Every several months I consider re-jigging my method of backing up my NAS at home. I have several TB of files, mostly images. What I do now is basically only backup my exported, “finished product” images as jpegs, and periodically back those up to a pair of spinning hard drives, with one of them being in the safe at home, and the otehr in the safe deposit box at the bank, with the drives being rotated periodically.
I’d like to back up to a more robust media, something actually designed for offline storage. As I understand it, that basically leaves me the choice between some form of optical (blu-ray and m-disk, basically), and tape backups. Tape backup systems are quite expensive upfront (well at least the ones that are near-current-generation), but it has the added benefit of systems being available to handle multiple tapes, since the amount of data I need to back up won’t fit on a single disk…
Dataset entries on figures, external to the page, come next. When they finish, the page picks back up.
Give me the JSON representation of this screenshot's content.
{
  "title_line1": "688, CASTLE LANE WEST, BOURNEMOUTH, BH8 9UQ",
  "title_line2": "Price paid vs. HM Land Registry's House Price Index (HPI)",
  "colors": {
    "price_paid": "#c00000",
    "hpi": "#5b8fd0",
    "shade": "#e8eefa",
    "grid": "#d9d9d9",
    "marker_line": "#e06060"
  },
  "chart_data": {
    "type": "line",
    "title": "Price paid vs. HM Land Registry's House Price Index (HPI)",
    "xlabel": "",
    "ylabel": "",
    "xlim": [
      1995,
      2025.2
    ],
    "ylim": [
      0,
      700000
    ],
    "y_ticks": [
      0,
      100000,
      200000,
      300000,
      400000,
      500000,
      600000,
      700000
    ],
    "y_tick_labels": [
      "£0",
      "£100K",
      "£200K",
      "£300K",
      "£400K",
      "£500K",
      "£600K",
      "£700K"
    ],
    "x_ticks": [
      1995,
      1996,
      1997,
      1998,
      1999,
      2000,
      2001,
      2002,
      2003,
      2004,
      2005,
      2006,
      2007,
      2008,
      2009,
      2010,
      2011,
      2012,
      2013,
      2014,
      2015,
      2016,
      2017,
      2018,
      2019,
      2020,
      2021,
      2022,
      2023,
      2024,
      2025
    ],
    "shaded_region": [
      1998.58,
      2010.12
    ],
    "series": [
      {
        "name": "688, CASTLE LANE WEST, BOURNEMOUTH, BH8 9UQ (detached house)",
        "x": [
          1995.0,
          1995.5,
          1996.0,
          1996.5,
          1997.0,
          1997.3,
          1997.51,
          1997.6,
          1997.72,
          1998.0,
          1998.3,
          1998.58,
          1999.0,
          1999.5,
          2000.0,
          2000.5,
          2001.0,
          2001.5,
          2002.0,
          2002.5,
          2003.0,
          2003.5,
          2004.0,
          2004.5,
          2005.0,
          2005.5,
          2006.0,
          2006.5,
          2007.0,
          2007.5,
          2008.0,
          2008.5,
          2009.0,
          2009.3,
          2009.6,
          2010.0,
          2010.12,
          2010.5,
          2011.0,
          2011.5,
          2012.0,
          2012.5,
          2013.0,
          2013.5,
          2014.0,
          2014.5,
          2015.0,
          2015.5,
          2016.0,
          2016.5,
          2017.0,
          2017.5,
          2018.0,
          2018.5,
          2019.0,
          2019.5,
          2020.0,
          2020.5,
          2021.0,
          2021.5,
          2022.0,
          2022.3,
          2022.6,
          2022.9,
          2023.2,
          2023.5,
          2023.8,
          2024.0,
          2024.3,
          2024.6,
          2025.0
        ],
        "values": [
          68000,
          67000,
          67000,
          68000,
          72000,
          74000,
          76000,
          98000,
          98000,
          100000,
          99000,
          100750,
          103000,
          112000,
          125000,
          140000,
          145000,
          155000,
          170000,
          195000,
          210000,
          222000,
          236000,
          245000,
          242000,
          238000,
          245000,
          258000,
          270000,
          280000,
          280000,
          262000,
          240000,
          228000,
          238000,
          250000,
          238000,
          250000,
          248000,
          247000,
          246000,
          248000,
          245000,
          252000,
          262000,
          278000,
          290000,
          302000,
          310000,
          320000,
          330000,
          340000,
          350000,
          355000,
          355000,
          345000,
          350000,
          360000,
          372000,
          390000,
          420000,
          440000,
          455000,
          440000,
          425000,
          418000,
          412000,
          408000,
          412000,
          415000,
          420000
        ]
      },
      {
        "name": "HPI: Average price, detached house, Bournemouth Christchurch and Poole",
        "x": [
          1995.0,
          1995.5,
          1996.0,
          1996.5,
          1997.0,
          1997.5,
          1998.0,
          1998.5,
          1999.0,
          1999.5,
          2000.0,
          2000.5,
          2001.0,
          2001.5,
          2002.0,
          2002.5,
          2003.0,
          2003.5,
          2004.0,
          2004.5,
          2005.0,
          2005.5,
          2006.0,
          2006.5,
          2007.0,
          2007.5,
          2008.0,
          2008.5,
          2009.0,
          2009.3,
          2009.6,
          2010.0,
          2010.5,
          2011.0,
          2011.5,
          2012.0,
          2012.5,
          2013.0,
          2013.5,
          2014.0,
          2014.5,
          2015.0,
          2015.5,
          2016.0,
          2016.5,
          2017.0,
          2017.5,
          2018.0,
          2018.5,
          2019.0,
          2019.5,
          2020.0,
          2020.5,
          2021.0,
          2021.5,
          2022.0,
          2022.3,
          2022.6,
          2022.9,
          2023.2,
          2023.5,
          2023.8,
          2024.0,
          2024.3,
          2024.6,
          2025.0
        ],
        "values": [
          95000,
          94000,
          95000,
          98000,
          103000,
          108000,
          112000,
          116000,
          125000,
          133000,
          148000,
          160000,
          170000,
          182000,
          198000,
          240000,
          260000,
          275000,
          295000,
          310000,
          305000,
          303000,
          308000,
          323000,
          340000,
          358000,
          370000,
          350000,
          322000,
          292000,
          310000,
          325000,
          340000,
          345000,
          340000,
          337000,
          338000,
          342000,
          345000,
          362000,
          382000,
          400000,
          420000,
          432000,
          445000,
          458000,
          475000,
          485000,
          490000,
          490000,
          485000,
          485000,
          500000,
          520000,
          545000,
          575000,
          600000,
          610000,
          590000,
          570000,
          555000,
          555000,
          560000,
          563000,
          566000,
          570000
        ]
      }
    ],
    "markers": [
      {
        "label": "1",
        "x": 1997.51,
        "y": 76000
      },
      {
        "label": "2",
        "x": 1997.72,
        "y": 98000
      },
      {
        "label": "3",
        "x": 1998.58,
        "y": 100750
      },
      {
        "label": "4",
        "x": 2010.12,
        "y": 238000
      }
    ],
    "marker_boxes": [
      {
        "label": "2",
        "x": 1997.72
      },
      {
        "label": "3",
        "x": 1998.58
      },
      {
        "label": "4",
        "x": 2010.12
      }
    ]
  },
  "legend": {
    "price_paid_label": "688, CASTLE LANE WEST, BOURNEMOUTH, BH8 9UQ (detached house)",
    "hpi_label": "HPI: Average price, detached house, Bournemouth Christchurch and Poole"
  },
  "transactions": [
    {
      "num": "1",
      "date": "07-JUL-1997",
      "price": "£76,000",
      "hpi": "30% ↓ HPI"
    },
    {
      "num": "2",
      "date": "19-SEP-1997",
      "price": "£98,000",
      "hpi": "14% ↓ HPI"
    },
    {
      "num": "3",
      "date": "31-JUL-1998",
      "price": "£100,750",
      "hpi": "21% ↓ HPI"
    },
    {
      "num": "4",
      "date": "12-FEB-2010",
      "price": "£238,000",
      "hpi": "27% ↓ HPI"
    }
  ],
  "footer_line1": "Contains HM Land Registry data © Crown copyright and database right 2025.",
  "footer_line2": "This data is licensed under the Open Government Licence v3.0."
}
Could it ever be good bang for the buck?
Lets say you have 2.5 TB and pay $144/TB/year to store it (rsync.net pricing), totaling $360/yr for an always-live backup. On the other hand, something like amazon glacier deep archive can cost as lows $12/TB/year, totaling $30/year for your data, to store backups that you access only in a disaster recovery scenario. There are additional costs for uploading and downloading data with glacier and comparable products.
Say you can fit all of your data on 25 pack of 100GB M-Disc drives, amazon says that costs $245. Not including the time and effort it takes to back up and organize twenty five optical discs, you can make at most one backup per year before it’s cheap to go with an always-live option and never cheaper than a deep-glacier-type backup.
Let’s say you buy an LTO-5 drive. Newegg says you can buy a low end unit for ~$800 and that the drives cost about $35 for a 3TB tape which you can fit a full backup on. Supposing you make two backups per year you break even on the always live backup in about three years and never cheaper than a deep-glacier-type backup.
The math shakes out differently for each service, but it’s hard to imagine a scenario where its a good bang for the buck on the order of a few TB.
I’ve waffled on this topic a lot over the years. The cool factor of LTO is appealing from a selfhosted perspective, but the reality is that, unless you’re willing to spend a LOT, or are willing to go way back on older-generation used hardware, it doesn’t seem to pan out. Plus I hear the used enterprise gear is pretty loud, so that’s an additional negative, unless you go for a desktop solution, which are really hard to find cheap.
(that being said, look how pretty… EH970A compatible LTO6 external tape drive LTFS (inside view limited edtion) | eBay)
It kinda seems to me like purchasing a few Manufacturer Recertified 20+ TB hard drives and doing manual / semi-manual drive swaps either with a desktop NAS or desktop dock, then cycling the drives physically out to a safe space is the way to go for the “must be safe” kinds of things. Having multiple allows you to have peace of mind with the case that one goes bad in storage, you’d still have other(s).
Beyond that, my photos are synced to backblaze, since I really don’t have all that much, so it just is easier to sync that from my NAS to the cloud and pay for it.
I recently moved everything to Immich for photos, and while I’m still trialing the software, it seems fairly good, so I’m beginning to look at backing that up first to my NAS, and then potentially using a cloud account (probably backblaze again, honestly) as the third location in the 3-2-1 strategy, but I’ll have to investigate it more closely. Since Immich is a VM on proxmox, I already back up the whole VM to my NAS with everything else from Proxmox, but Immich also has the option to just backup the files and database without the VM, and I have to decide how I want to handle that.